FTC Recommends Strengthen Advertising Guidelines Against Fake and Manipulated Reviews |  Lerman Senter PLLC

FTC Recommends Strengthen Advertising Guidelines Against Fake and Manipulated Reviews | Lerman Senter PLLC

The Federal Trade Commission (FTC) is offering to update its information. Guidelines for Using Endorsements and Reviews in Advertising Addressing new marketing methods introduced since Guides It was last updated in 2009. Comments on proposed changes must be made within 60 days of the Federal Register Release.

The fixes define the types of material links that need to be disclosed between approvers and advertisers, define a “clear and conspicuous” disclosure, disallow certain practices already used by advertisers, such as posting false positive reviews and suppressing negative reviews, and explain when influencers and agents will be disclosed. responsible for false statements made in endorsements.

The revisions clarify that marketing and promotional messages can be endorsements, and virtual influencers and computer-generated characters can be endorsements. Tags on social media posts are also considered endorsements.

Revisions provide specific examples of material links and how those links should be described. Examples include a work, family, or personal relationship; to provide paid, discounted and/or free products or services; early access to products; or the chance to appear on television or win an award. Disclosures necessary to allow consumers to assess their importance should clearly state the nature of the links.

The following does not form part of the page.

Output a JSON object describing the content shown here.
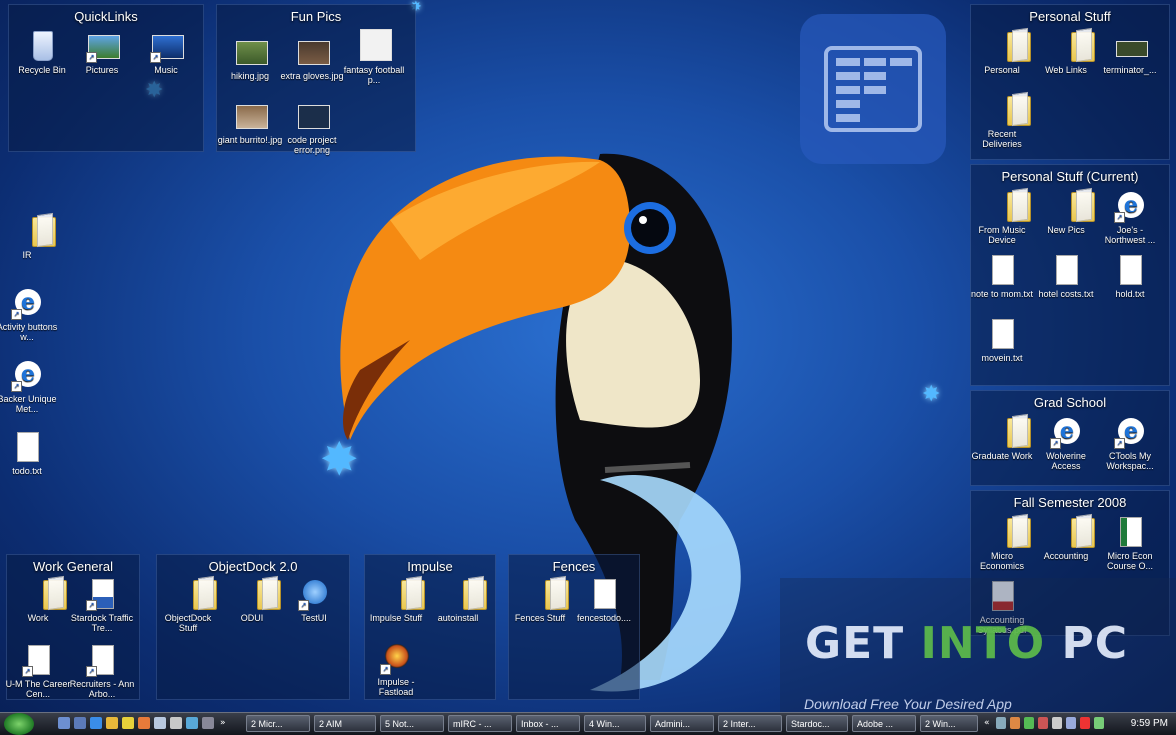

to show you how Guides If applicable to affiliate marketing, Revisions provides an example where a blogger independently wrote a product review with embedded links to/from websites where consumers can purchase. If the blogger receives a benefit or compensation, such as a percentage of the sale, when a consumer clicks on the link and purchases the product, the reviewer should clearly and unequivocally disclose the compensation.

Revisions also proposes to clarify that a link does not need to be disclosed when it is understood or expected by all but an insignificant portion of the audience. For example, the FTC noted that if a podcast’s host reads an ad for a product, listeners will likely expect the host to be compensated, so the payment doesn’t need to be disclosed. However, the FTC noted that depending on what was said, the audience may think the host is expressing their own views, in which case the host should actually have those views.

The proposed revisions add a definition of “clear and conspicuous” and explain that the disclosure tools currently used by many social media platforms do not fit the definition. A “clear and conspicuous” statement, “hard to miss (well, easily recognizable) and easily understandable by ordinary consumers.” When the turnover is visual, the description must also be visual; when endorsement is audible, such as in a podcast or radio commercial, the endorsement must also be audible and transmitted in a volume, speed, and cadence so that consumers can easily hear and understand it; and when endorsement is both visual and audible, as in a television or internet advertisement, the description must be both visual and audible.

A “clear and conspicuous” description when viewed in a computer browser but not on a smartphone does not fit the new definition. A social media post with a description over a poorly contrasted image is inappropriate.

held Guides Make it clear that using certain apps in relation to consumer reviews is considered misleading and unfair. These practices include deleting or not posting negative reviews, threatening customers who leave negative reviews, “review gate” (i.e. sending satisfied and dissatisfied customers different ways to encourage positive reviews while avoiding negative reviews), and buying fake reviews.

Liability for Advertisers, Approvers and Agents. held Guides Stating that an advertiser may be liable even where it is not liable for an endorser’s misleading statement. The revisions represent the advertiser’s obligation to provide fake reviews for its product that appear on its own website and third-party review websites. The advertiser is responsible for getting reviews from people who aren’t.bona fide for users and any unfounded claims made in fake reviews.

The revisions include new sections that address the potential liability of endorsers and intermediaries. An endorser may be obligated not to disclose unexpected material connections with an advertiser. Paid endorsers and companies that pay the endorser are potentially liable for social media posts that do not disclose the endorser’s affiliation with the company. Supporters themselves may be held liable for their statements when they make statements that they know or should have known to be deceptive.

Intermediaries such as marketing and PR firms, such as those who ignore the obvious shortcomings of the claims they propagate, disseminate advertisements that do not disclose unexpected material connections, or direct endorsers who fail to make recruitment and necessary disclosures.